We have an opportunity to address these Vermonter’s needs with the one-time federal influx of American Rescue Plan Act dollars – and it’s critical that we do it right. The Governor’s proposal smartly aims to solve a structural challenge that all housing developers are facing: it simply costs more to build a modest home than a mortgage lender says it’s worth. Fixing that structural issue seems like a no brainer.
But the program also proposes to subsidize homes even deeper to sell them below market value, and this is where there’s a missing piece to the “Missing Middle” program.
The program could be transformational if it created permanently affordable homeownership. But as structured, it may end up being a type of housing lottery for a few lucky buyers, and it won’t provide the same return for the State’s investment that successful permanently affordable programs such as shared equity homeownership or Habitat for Humanity chapters offer.
Including permanent affordability in the proposal could ensure that when owners sell their home, the property will still be affordable to future nurses, teachers, or administrative professionals. Other middle income Vermonters could be guaranteed the same opportunity today’s middle income receive.

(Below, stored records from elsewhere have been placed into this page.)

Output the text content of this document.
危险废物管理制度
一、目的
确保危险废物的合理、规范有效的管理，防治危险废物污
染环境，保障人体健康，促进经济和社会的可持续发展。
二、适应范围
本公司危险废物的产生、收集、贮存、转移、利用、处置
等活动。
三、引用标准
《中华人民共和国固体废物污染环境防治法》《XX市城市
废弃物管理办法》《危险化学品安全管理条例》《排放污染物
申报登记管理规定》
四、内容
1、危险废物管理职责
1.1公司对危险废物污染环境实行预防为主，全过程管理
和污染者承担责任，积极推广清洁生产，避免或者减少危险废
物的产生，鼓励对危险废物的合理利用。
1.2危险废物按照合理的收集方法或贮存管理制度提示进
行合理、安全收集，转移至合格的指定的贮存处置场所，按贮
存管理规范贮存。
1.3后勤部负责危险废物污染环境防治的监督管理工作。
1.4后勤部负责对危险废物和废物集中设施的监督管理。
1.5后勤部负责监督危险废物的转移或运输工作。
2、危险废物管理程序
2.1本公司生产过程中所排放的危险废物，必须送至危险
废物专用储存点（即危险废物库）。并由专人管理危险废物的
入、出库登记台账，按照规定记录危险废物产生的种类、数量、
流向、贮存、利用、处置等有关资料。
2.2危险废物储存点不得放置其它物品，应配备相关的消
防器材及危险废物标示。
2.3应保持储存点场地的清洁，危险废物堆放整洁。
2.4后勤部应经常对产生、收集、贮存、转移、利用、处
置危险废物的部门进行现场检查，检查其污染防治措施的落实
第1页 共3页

We’ve fulfilled this promise of creating lasting assets with all of the State appropriations to the Vermont Housing & Conservation Board for rental housing; this concept should be doubly upheld when we provide homeownership and wealth building opportunities for our citizens.
This underlying foundation of public policy in Vermont is a critical one. We encourage the public, media, lawmakers and other public officials to review this proposal carefully and critically as it works through the legislative process. Investment in homeownership for middle income Vermonters has merit, and programs should be crafted to uphold Vermont’s longstanding policy to put public dollars into homes that will remain affordable forever.